On Tuesday (Nov. 6), the Squamish United Church and Sea to Sky Community Services Society’s (SSCS) proposal to develop five downtown lots into a new church and community services building received unanimous support for first and second reading by the District of Squamish council.
The building, called Centrepoint, slated to be built at Fourth Avenue and Victoria Street, would include a community hall, three storeys of SSCS offices, program rooms and eight supportive housing units for people with developmental disabilities. Down the road, the facility would have the option of expanding to incorporate a fourth and fifth storey for more social housing, said Peter Gordon, chair of the United Church’s board of trustees.
Four years’ worth of planning has been poured into the project, he said. Proponents aim for the centre to be one of the foundation projects of downtown Squamish, Gordon told council.
“This is one of those nights that has been a long time coming,” he said.
The centre will consolidate some of SSCS’s 13 different facilities throughout the Sea to Sky Corridor, saving the society money and increasing service efficiency, said Lois Wynne, the organization’s executive director. The society currently spends $200,000 a year on rent in four different downtown locations, she noted.
“This building is an opportunity to create some sustainability. It allows more flexibility in how we serve our community,” she told The Chief, noting possessing assets will aid the society in gaining financial independence.
The social housing units will range from studios to one- and two-bedroom units. Many different Squamish organizations are currently seeking supportive housing in the community, but the project unfortunately won’t be able to accommodate them, Wynne said.
“It is impossible to do it all at once,” she said. “Eight units isn’t going to do it for what the need is.”
Differing hours of the facility’s use by user groups and shared parking allow the site to meet the municipal bylaw parking requirements for both the proposed three-storey and future five-storey building, stated a development services report to council. A total of 33 spaces will be provided on site, more stalls than are currently available on the property, Gordon said.
“We are building in an awful lot of bicycle space,” he told The Chief.
Although district staff recommended that council approve the proposal’s first two readings and move the project to a public hearing, district planner Elaine Naisby said the proposed facility’s traffic will impact the local neighbourhood.

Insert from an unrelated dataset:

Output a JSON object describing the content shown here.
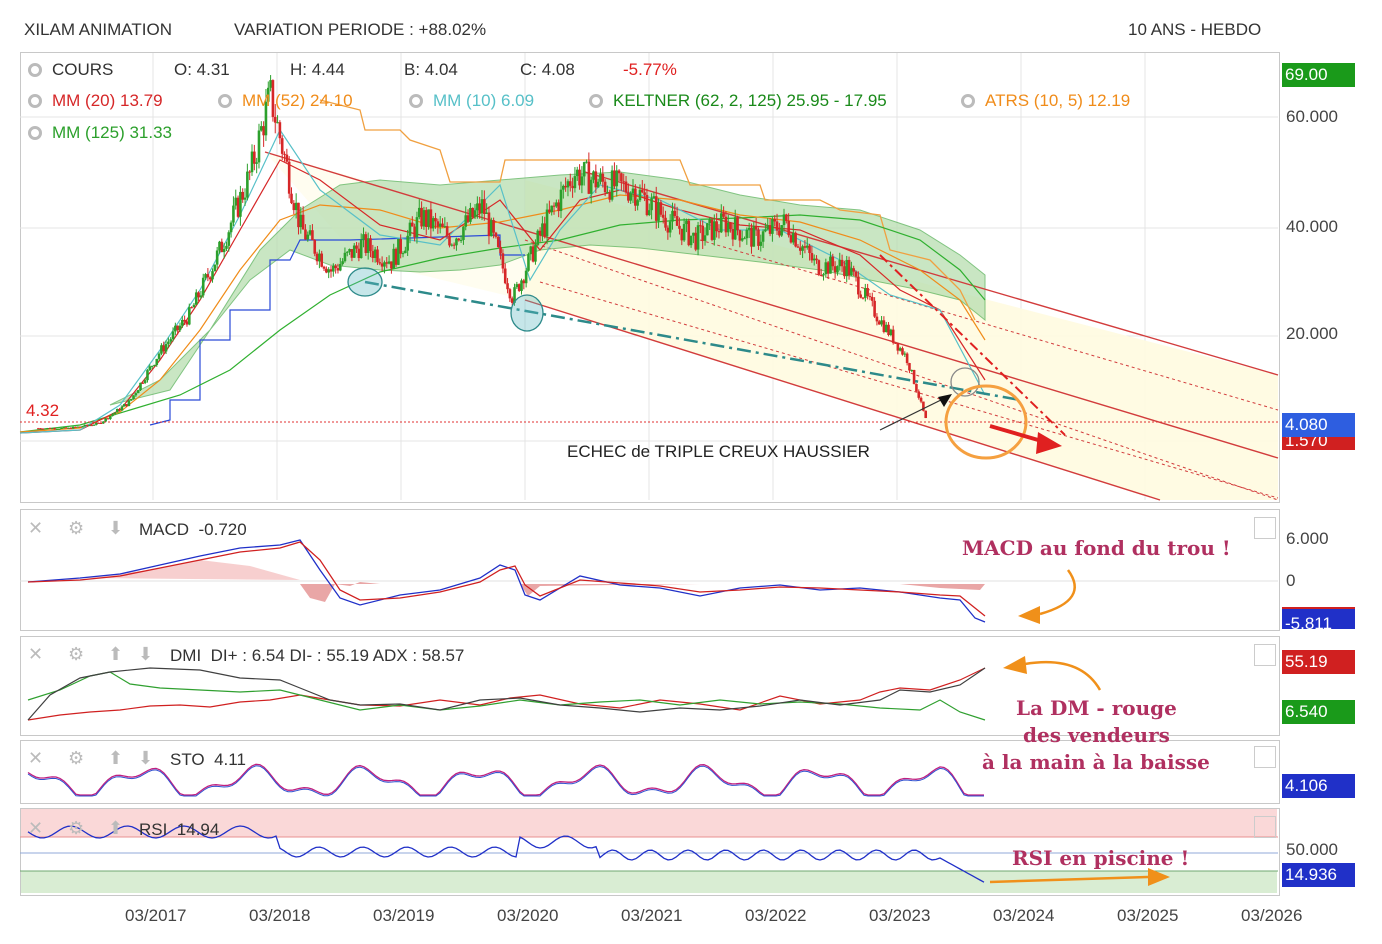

Municipal staff have heard adjacent residents’ concerns regarding sightlines, building height and on-street parking.
“Another concern is noise during the day, particularly from the daycare,” Naisby said.
Coun. Susan Chapelle, who lives behind the proposed project, said she wants to see the centre go ahead, as it would provide multiple benefits to the community.
“If you are living downtown, you have to expect density,” she said.
The public hearing on the project is set for Tuesday, Nov. 20, at 7 p.m. at municipal hall.